SCENIC-R安装及运行
SCENIC 的实现包括**R版本**和**Python版本**,本文参考SCENIC: Introduction and setup给出SCENIC R版本的安装教程及运行
docker run --rm -it\
-e USERID=$(id -u) -e GROUPID=$(id -g) \
-e DISABLE_AUTH=true \
-p 8787:8787 \
-w $PWD \
-v $PWD:/home/rstudio \
-v $PWD:$PWD \
--entrypoint /init \
registry.cn-hangzhou.aliyuncs.com/wybioinfo/scenic:1.3.1
先决条件
支持物种
SCENIC数据库支持的物种包括:human, mouse and fly。如果要将SCENIC应用于其它物种,需要手动构建**RcisTarget databases**或者使用diferent motif-enrichment-analysis tool
。
- human:
表达矩阵
SCENIC的输入数据是一个singlecell-RNA-seq的表达矩阵:
- 每列对应一个样本(细胞),每行对应一个基因
- 基因的ID是
gene-symbol
gene-summarized counts
是推荐的输入数据
However, note that some authors recommend avoiding within sample normalization (i.e. TPM) for co-expression analysis (first step of SCENIC) because they may induce artificial co-variation (Crow et al. (2016)).
软件安装
SCENIC的R版本实现是基于三个R包:
- GENIE3: to infer the co-expression network(faster alternative: GRNBoost2)

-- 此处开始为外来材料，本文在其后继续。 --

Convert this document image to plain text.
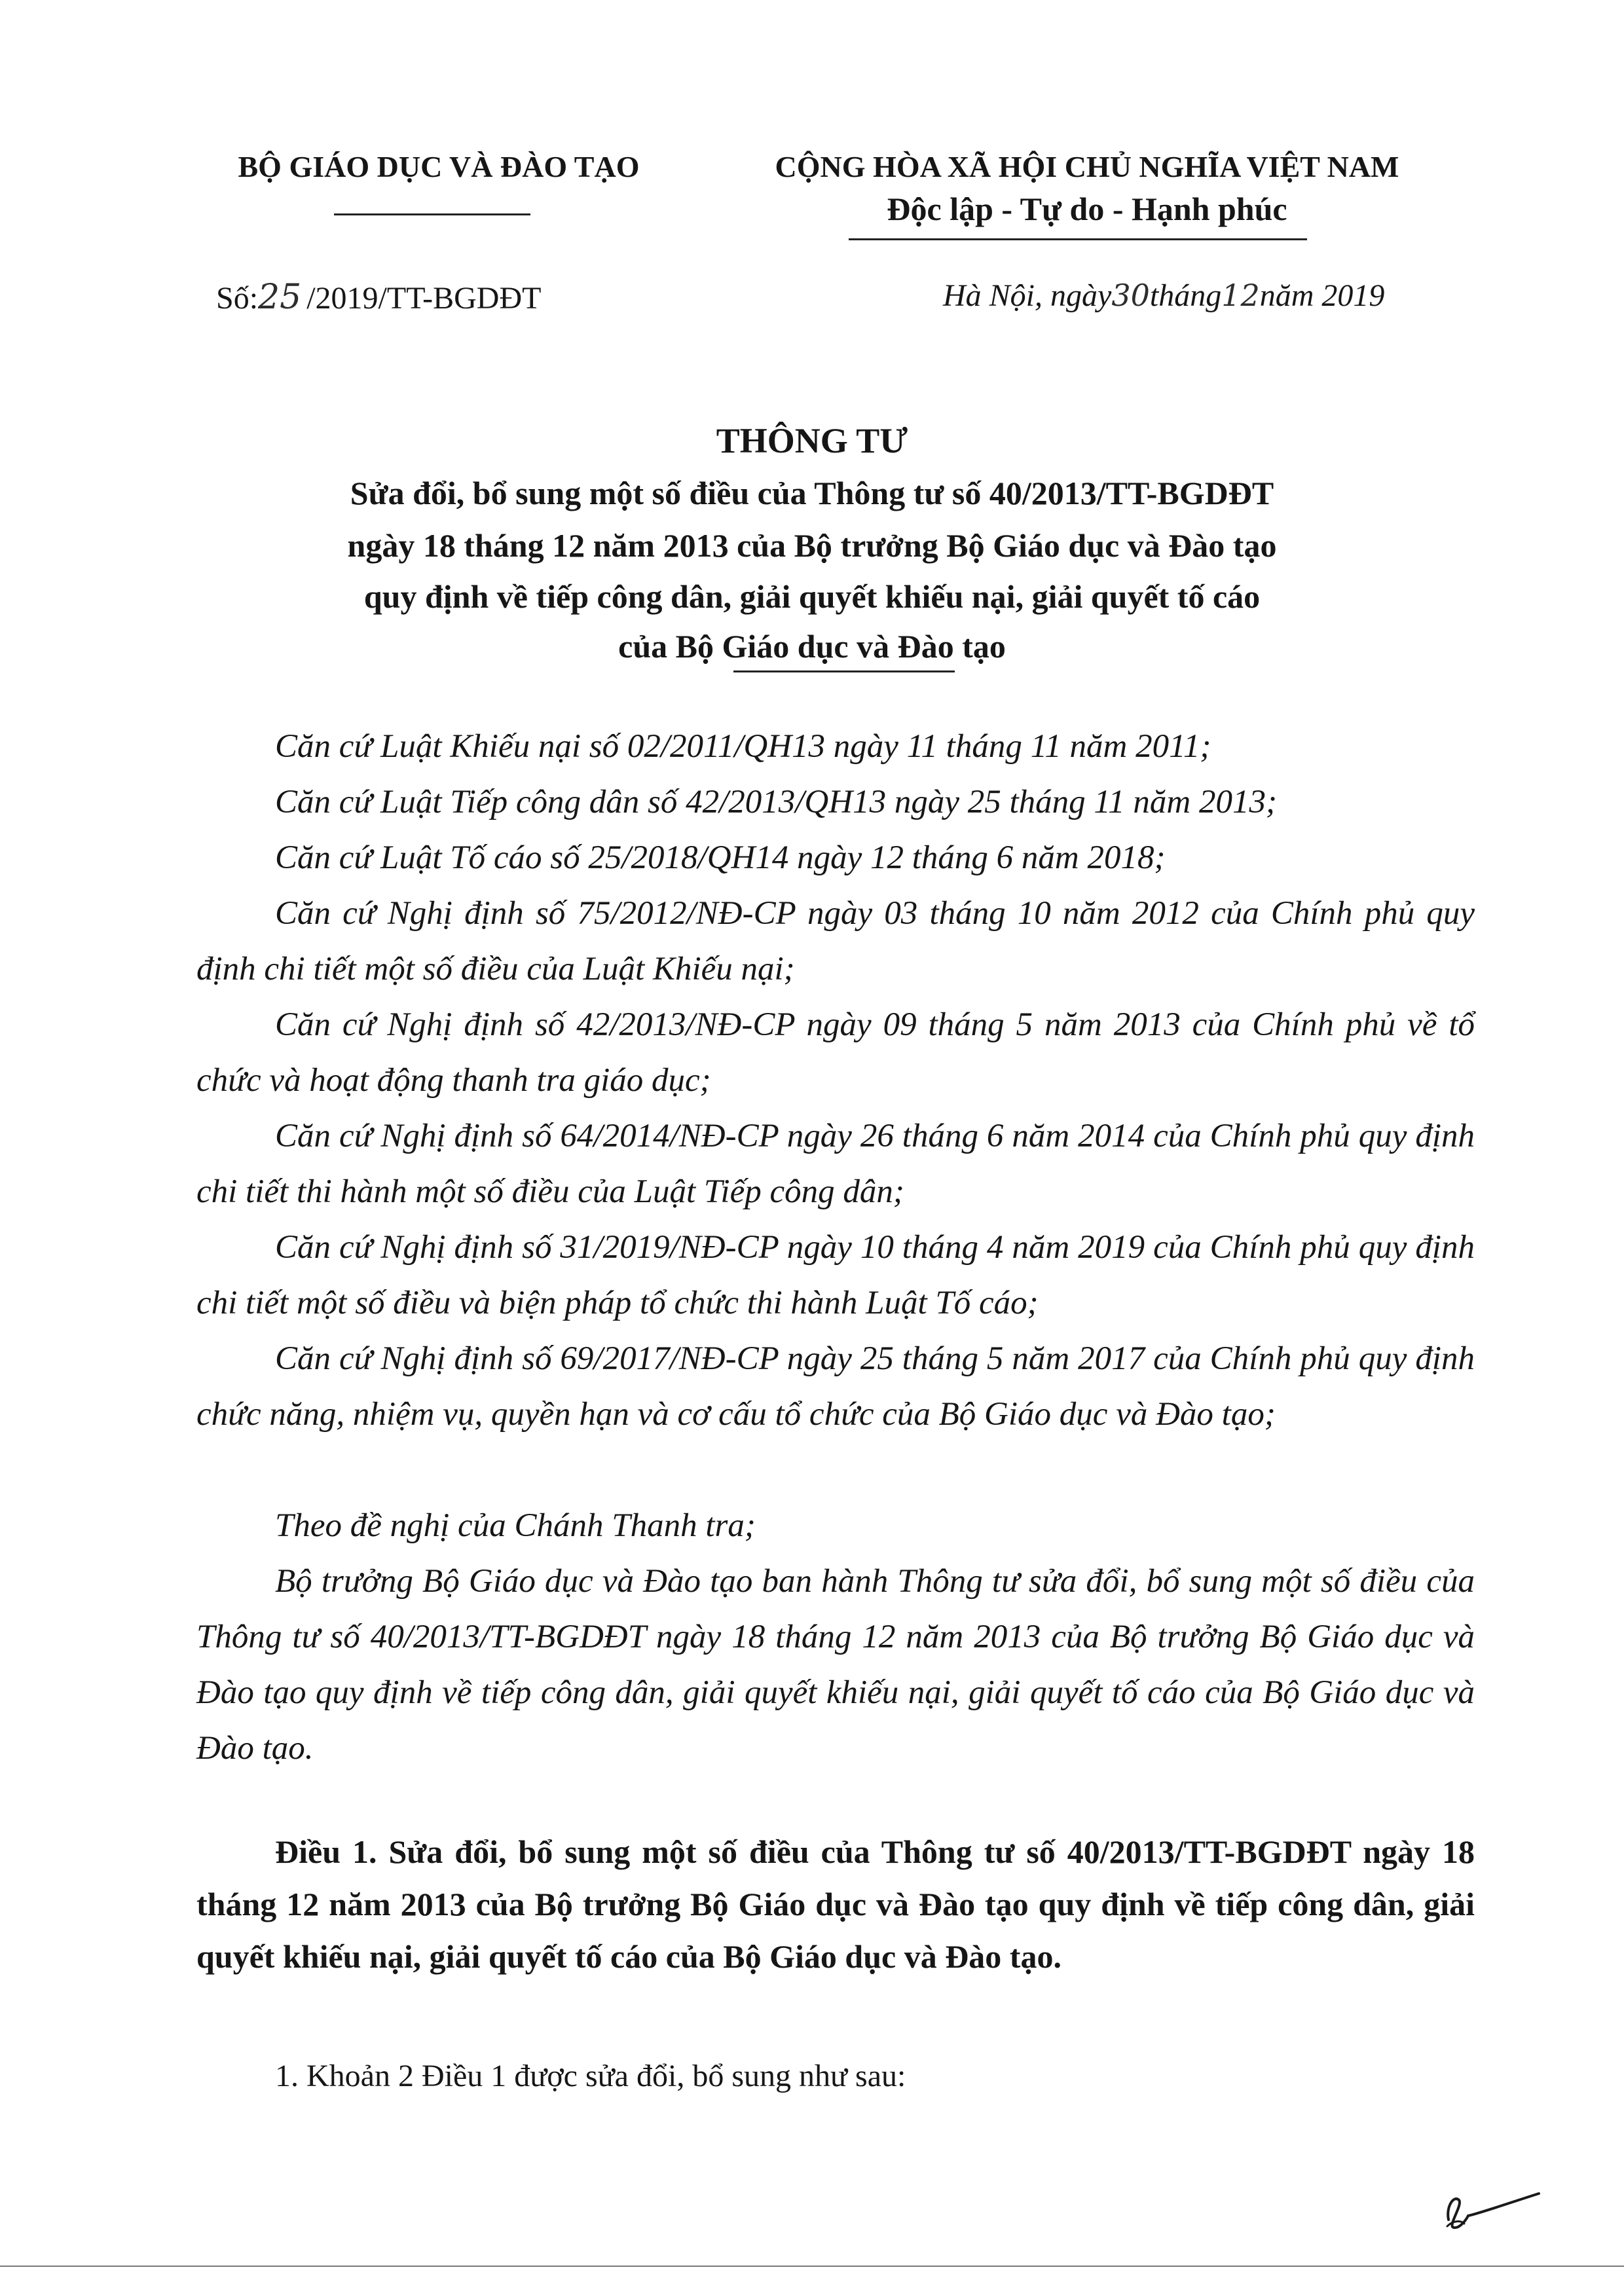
BỘ GIÁO DỤC VÀ ĐÀO TẠO	CỘNG HÒA XÃ HỘI CHỦ NGHĨA VIỆT NAM
Độc lập - Tự do - Hạnh phúc
Số:25 /2019/TT-BGDĐT	Hà Nội, ngày30tháng12năm 2019
THÔNG TƯ
Sửa đổi, bổ sung một số điều của Thông tư số 40/2013/TT-BGDĐT
ngày 18 tháng 12 năm 2013 của Bộ trưởng Bộ Giáo dục và Đào tạo
quy định về tiếp công dân, giải quyết khiếu nại, giải quyết tố cáo
của Bộ Giáo dục và Đào tạo

Căn cứ Luật Khiếu nại số 02/2011/QH13 ngày 11 tháng 11 năm 2011;

Căn cứ Luật Tiếp công dân số 42/2013/QH13 ngày 25 tháng 11 năm 2013;

Căn cứ Luật Tố cáo số 25/2018/QH14 ngày 12 tháng 6 năm 2018;

Căn cứ Nghị định số 75/2012/NĐ-CP ngày 03 tháng 10 năm 2012 của Chính phủ quy định chi tiết một số điều của Luật Khiếu nại;

Căn cứ Nghị định số 42/2013/NĐ-CP ngày 09 tháng 5 năm 2013 của Chính phủ về tổ chức và hoạt động thanh tra giáo dục;

Căn cứ Nghị định số 64/2014/NĐ-CP ngày 26 tháng 6 năm 2014 của Chính phủ quy định chi tiết thi hành một số điều của Luật Tiếp công dân;

Căn cứ Nghị định số 31/2019/NĐ-CP ngày 10 tháng 4 năm 2019 của Chính phủ quy định chi tiết một số điều và biện pháp tổ chức thi hành Luật Tố cáo;

Căn cứ Nghị định số 69/2017/NĐ-CP ngày 25 tháng 5 năm 2017 của Chính phủ quy định chức năng, nhiệm vụ, quyền hạn và cơ cấu tổ chức của Bộ Giáo dục và Đào tạo;

Theo đề nghị của Chánh Thanh tra;

Bộ trưởng Bộ Giáo dục và Đào tạo ban hành Thông tư sửa đổi, bổ sung một số điều của Thông tư số 40/2013/TT-BGDĐT ngày 18 tháng 12 năm 2013 của Bộ trưởng Bộ Giáo dục và Đào tạo quy định về tiếp công dân, giải quyết khiếu nại, giải quyết tố cáo của Bộ Giáo dục và Đào tạo.

Điều 1. Sửa đổi, bổ sung một số điều của Thông tư số 40/2013/TT-BGDĐT ngày 18 tháng 12 năm 2013 của Bộ trưởng Bộ Giáo dục và Đào tạo quy định về tiếp công dân, giải quyết khiếu nại, giải quyết tố cáo của Bộ Giáo dục và Đào tạo.

1. Khoản 2 Điều 1 được sửa đổi, bổ sung như sau:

- RcisTarget:for the analysis of transcription factor binding motifs
- AUCell:to identify cells with active gene sets (gene-network) in scRNA-seq data(识别具有活性基因集的细胞)
因此,需要安装以上三个包和一些额外的依赖,以运行SCIENC:
Required
if (!requireNamespace("BiocManager", quietly = TRUE)) install.packages("BiocManager")
BiocManager::version()
BiocManager::install(c("AUCell", "RcisTarget"))

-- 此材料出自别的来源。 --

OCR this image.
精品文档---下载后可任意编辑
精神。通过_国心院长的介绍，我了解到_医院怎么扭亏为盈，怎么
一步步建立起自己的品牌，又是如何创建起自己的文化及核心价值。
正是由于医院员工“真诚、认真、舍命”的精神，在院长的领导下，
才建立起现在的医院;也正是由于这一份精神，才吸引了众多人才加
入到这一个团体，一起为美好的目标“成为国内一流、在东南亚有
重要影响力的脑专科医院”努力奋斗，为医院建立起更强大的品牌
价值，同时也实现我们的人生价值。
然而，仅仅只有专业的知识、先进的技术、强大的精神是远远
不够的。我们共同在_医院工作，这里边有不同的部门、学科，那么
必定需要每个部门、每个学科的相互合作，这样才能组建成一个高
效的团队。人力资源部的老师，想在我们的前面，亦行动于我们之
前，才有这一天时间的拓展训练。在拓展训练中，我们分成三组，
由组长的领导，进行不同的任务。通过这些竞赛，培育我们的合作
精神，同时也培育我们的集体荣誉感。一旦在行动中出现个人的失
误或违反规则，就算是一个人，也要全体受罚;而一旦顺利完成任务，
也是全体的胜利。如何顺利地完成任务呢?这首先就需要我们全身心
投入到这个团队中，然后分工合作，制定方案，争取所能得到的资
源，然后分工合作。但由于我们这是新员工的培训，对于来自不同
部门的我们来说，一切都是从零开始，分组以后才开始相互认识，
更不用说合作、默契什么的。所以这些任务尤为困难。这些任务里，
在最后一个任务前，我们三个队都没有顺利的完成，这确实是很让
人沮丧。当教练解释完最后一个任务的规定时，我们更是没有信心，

BiocManager::install(c("GENIE3")) # Optional. Can be replaced by GRNBoost
Optional
# To score the network on cells (i.e. run AUCell):
BiocManager::install(c("zoo", "mixtools", "rbokeh"))
# For various visualizations and perform t-SNEs:
BiocManager::install(c("DT", "NMF", "ComplexHeatmap", "R2HTML", "Rtsne"))

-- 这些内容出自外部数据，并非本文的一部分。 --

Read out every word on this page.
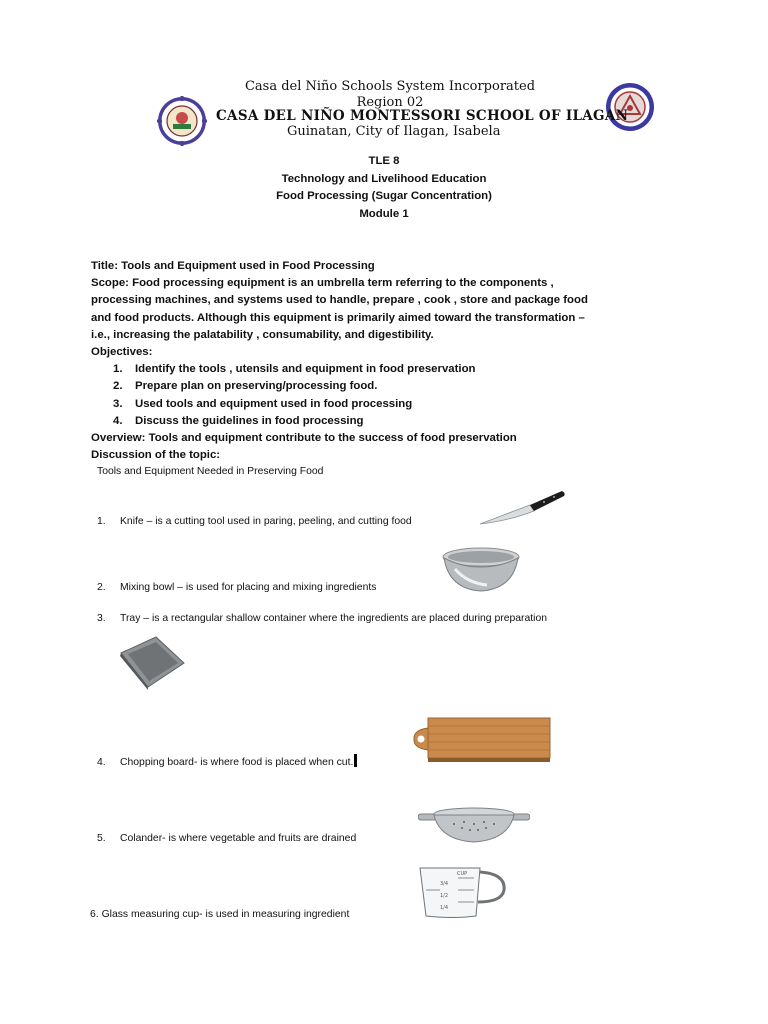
Casa del Niño Schools System Incorporated
Region 02
CASA DEL NIÑO MONTESSORI SCHOOL OF ILAGAN
Guinatan, City of Ilagan, Isabela
TLE 8
Technology and Livelihood Education
Food Processing (Sugar Concentration)
Module 1
Title: Tools and Equipment used in Food Processing
Scope: Food processing equipment is an umbrella term referring to the components ,
processing machines, and systems used to handle, prepare , cook , store and package food
and food products. Although this equipment is primarily aimed toward the transformation –
i.e., increasing the palatability , consumability, and digestibility.
Objectives:
1. Identify the tools , utensils and equipment in food preservation
2. Prepare plan on preserving/processing food.
3. Used tools and equipment used in food processing
4. Discuss the guidelines in food processing
Overview: Tools and equipment contribute to the success of food preservation
Discussion of the topic:
Tools and Equipment Needed in Preserving Food
1. Knife – is a cutting tool used in paring, peeling, and cutting food
2. Mixing bowl – is used for placing and mixing ingredients
3. Tray – is a rectangular shallow container where the ingredients are placed during preparation
4. Chopping board- is where food is placed when cut.
5. Colander- is where vegetable and fruits are drained
6. Glass measuring cup- is used in measuring ingredient
CUP
3/4
1/2
1/4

# To support paralell execution (not available in Windows):
BiocManager::install(c("doMC", "doRNG"))
# To export/visualize in http://scope.aertslab.org
if (!requireNamespace("devtools", quietly = TRUE)) install.packages("devtools")
devtools::install_github("aertslab/SCopeLoomR", build_vignettes = TRUE)
安装SCENIC
if (!requireNamespace("devtools", quietly = TRUE)) install.packages("devtools")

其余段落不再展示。